Kummanam has the meaning 'gloomy forest' in Malayalam. The abbreviation "Ku" in Sanskrit refers to anything negative and Vanam refers to forest. Initially Kummanam was known as "Kuvanam" which later evolved into Kummanam.

History
Thazhathangady is an ancient river port in Kummanam. "Thazhe" in Malayalam means low and "Angadi" refers to market. Arabians, Persians, Romans, Greeks, Jews, Syrians and Egyptians travelled to this ancient port for Spice Trade. Portuguese traders built houses here on the banks of River Meenachil and a church dedicated to Saint George.

Thaliyil Kotta near Thazhathangadi was the seat of Thekkumkoor kings.

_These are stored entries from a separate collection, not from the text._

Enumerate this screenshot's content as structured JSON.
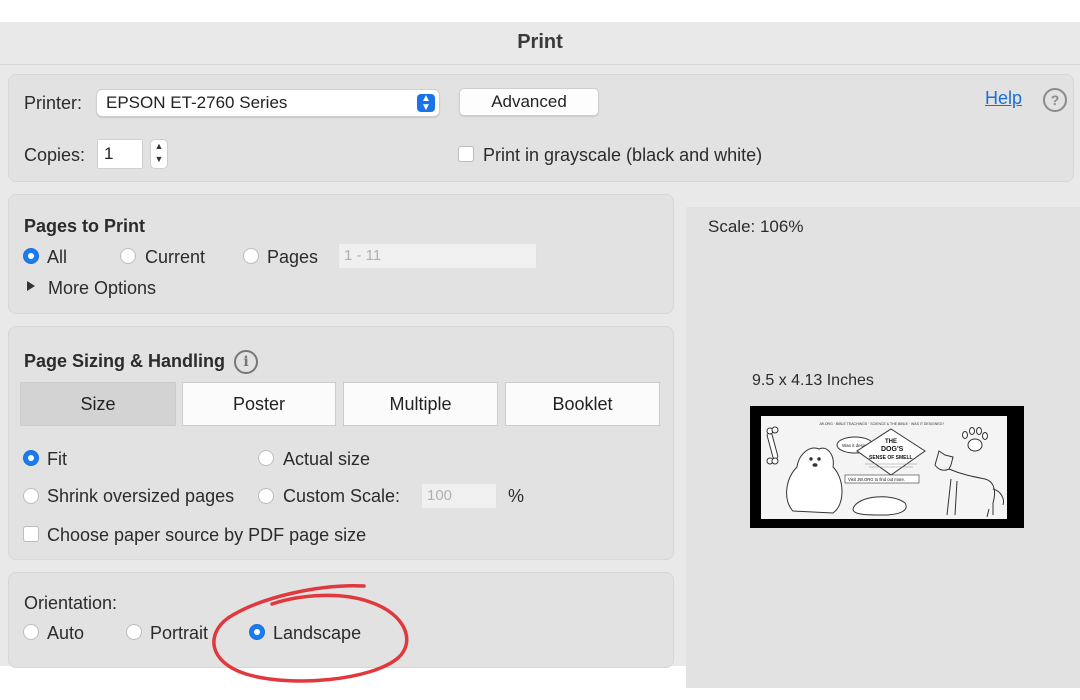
{
  "dialog": {
    "title": "Print"
  },
  "top": {
    "printer_label": "Printer:",
    "printer_value": "EPSON ET-2760 Series",
    "advanced_label": "Advanced",
    "help_label": "Help",
    "copies_label": "Copies:",
    "copies_value": "1",
    "grayscale_label": "Print in grayscale (black and white)",
    "grayscale_checked": false
  },
  "pages_to_print": {
    "title": "Pages to Print",
    "options": [
      "All",
      "Current",
      "Pages"
    ],
    "selected": "All",
    "range_placeholder": "1 - 11",
    "more_options_label": "More Options"
  },
  "page_sizing": {
    "title": "Page Sizing & Handling",
    "tabs": [
      "Size",
      "Poster",
      "Multiple",
      "Booklet"
    ],
    "selected_tab": "Size",
    "fit_label": "Fit",
    "actual_size_label": "Actual size",
    "shrink_label": "Shrink oversized pages",
    "custom_scale_label": "Custom Scale:",
    "custom_scale_value": "100",
    "percent_symbol": "%",
    "selected": "Fit",
    "paper_source_label": "Choose paper source by PDF page size",
    "paper_source_checked": false
  },
  "orientation": {
    "title": "Orientation:",
    "options": [
      "Auto",
      "Portrait",
      "Landscape"
    ],
    "selected": "Landscape"
  },
  "preview": {
    "scale_label": "Scale: 106%",
    "page_size_label": "9.5 x 4.13 Inches",
    "sheet": {
      "header_text": "JW.ORG · BIBLE TEACHINGS · SCIENCE & THE BIBLE · WAS IT DESIGNED?",
      "bubble_text": "Was it designed?",
      "title_line1": "THE",
      "title_line2": "DOG'S",
      "title_line3": "SENSE OF SMELL",
      "caption": "Visit JW.ORG to find out more."
    }
  },
  "colors": {
    "accent": "#1a7cf0",
    "link": "#1a6fd8",
    "annotation": "#e0383d"
  }
}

Thali was an administrative division and kotta means fort.  King Marthanda Varma annexed Thekkumkoor to Travancore.  Vedipurackal is the place where Thekkumkoor kings kept gunpowder.  Vanchiyathu is the place where Thekkumkoor kings kept royal canoes.  There are houses still bearing these names in Thazhathangadi.

Festivals
Thazathangadi hosts a boat race or Vallam Kali in August/September every year during  festival of Onam.  This boat race began about one hundred years ago.

Temples
Elamkavu Kaali temple is in Kummanam. Thazhathangady Juma Masjid, third oldest mosques in India is more than 1000 years old locates beside Meenachil river. Southern half of it is demolished and extended with iron pillars, aluminium sheets and minars in 2012. It is famous for its richness of architecture, wood carvings and the beauty.